Insulin is used to maintain a balance of glucose levels in a body’s bloodstream. After a meal, digestion of the carbohydrates occurs and enters the blood as glucose to provide the body with energy. To maintain a body’s blood sugar level, excess sugar is stored in the liver and is released once the blood sugar level starts to become low. This is where diabetes occurs; when the glucose is unable to enter the cells from the pancreas when the sugar levels are too low. If this disease is left untreated, complications, such as blindness and damage to the kidneys can occur.

Non Diabetic Uses of InsulinEdit

1) Intravenous feeding solutions: One of the active ingredients in IV solutions used for feeding the body in hospital patients is insulin. The presence of insulin in the boyd helps improve the adsorption of nutrients and when combined with growth hormones, can help reverse negative protien balance.

2) Intravenous GIK solution: Glucose, insulin and potassium solutions have been used to reduce the mortality rate of acute mycoradial infractions, or otherwise known as heart attacks, along with postoperative cardiac failure.
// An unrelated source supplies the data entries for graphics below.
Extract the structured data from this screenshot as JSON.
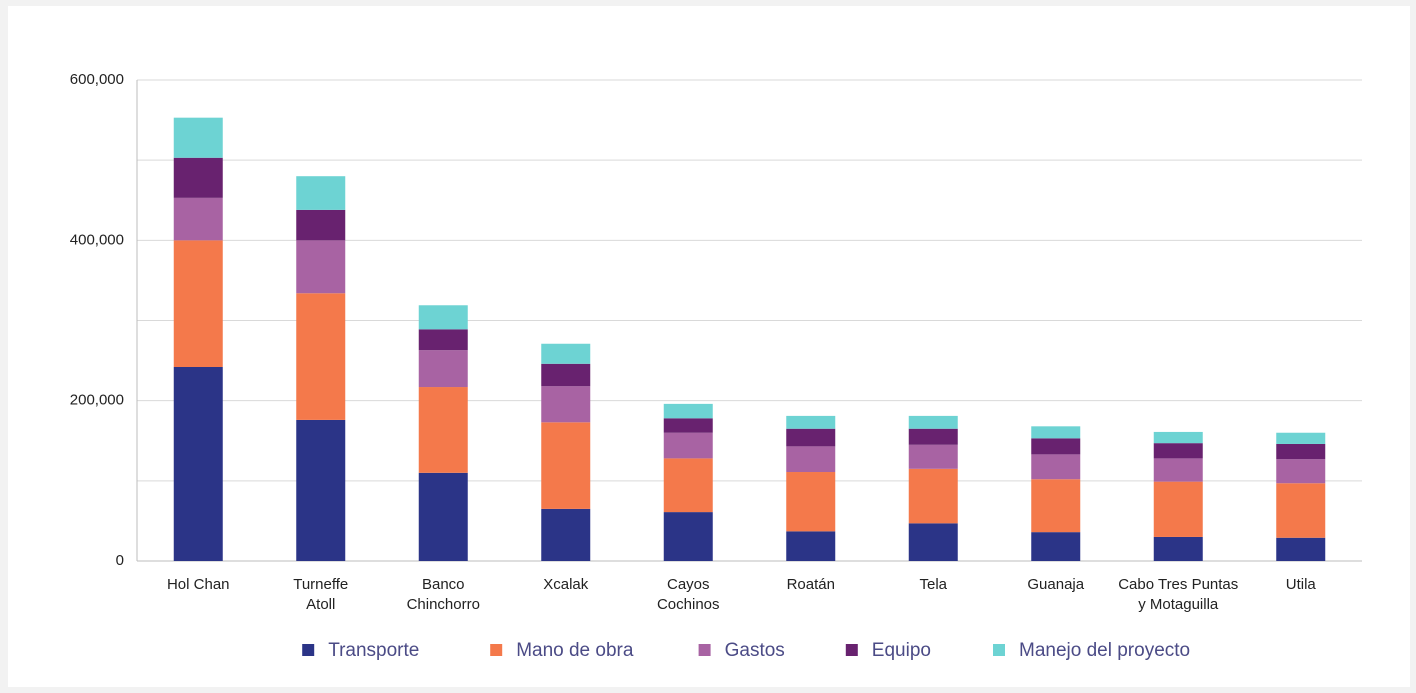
{
  "chart_data": {
    "type": "stacked_bar",
    "categories": [
      "Hol Chan",
      "Turneffe\nAtoll",
      "Banco\nChinchorro",
      "Xcalak",
      "Cayos\nCochinos",
      "Roatán",
      "Tela",
      "Guanaja",
      "Cabo Tres Puntas\ny Motaguilla",
      "Utila"
    ],
    "series": [
      {
        "name": "Transporte",
        "color": "#2b3487",
        "values": [
          242000,
          176000,
          110000,
          65000,
          61000,
          37000,
          47000,
          36000,
          30000,
          29000
        ]
      },
      {
        "name": "Mano de obra",
        "color": "#f4794b",
        "values": [
          158000,
          158000,
          107000,
          108000,
          67000,
          74000,
          68000,
          66000,
          69000,
          68000
        ]
      },
      {
        "name": "Gastos",
        "color": "#a863a3",
        "values": [
          53000,
          66000,
          46000,
          45000,
          32000,
          32000,
          30000,
          31000,
          29000,
          30000
        ]
      },
      {
        "name": "Equipo",
        "color": "#68226f",
        "values": [
          50000,
          38000,
          26000,
          28000,
          18000,
          22000,
          20000,
          20000,
          19000,
          19000
        ]
      },
      {
        "name": "Manejo del proyecto",
        "color": "#6dd3d3",
        "values": [
          50000,
          42000,
          30000,
          25000,
          18000,
          16000,
          16000,
          15000,
          14000,
          14000
        ]
      }
    ],
    "ylim": [
      0,
      600000
    ],
    "yticks": [
      0,
      {
        "value": 200000,
        "label": "200,000"
      },
      {
        "value": 400000,
        "label": "400,000"
      },
      {
        "value": 600000,
        "label": "600,000"
      }
    ],
    "yminor": [
      100000,
      300000,
      500000
    ],
    "grid": true,
    "legend": "bottom"
  }
}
By addition of GIK infusions, it is a quick way to infuse potassium into all the cells of the heart even when circulation has ceased completely to readily restore action potential in cardial muscle to induce contraction.

3) Dialysis shock recovery: A bit insulin can be added to an electrolyte solution that can help patients absorb electrolytes quickly to recover from a dialysis shock.

4) Sports Drinks and Oral Rehydration Solutions: The sugars found in these drinks, such as gatorade, allow for increased secretion of insulin in the body which speeds up absorption of water and electrolytes into all the cells of the body.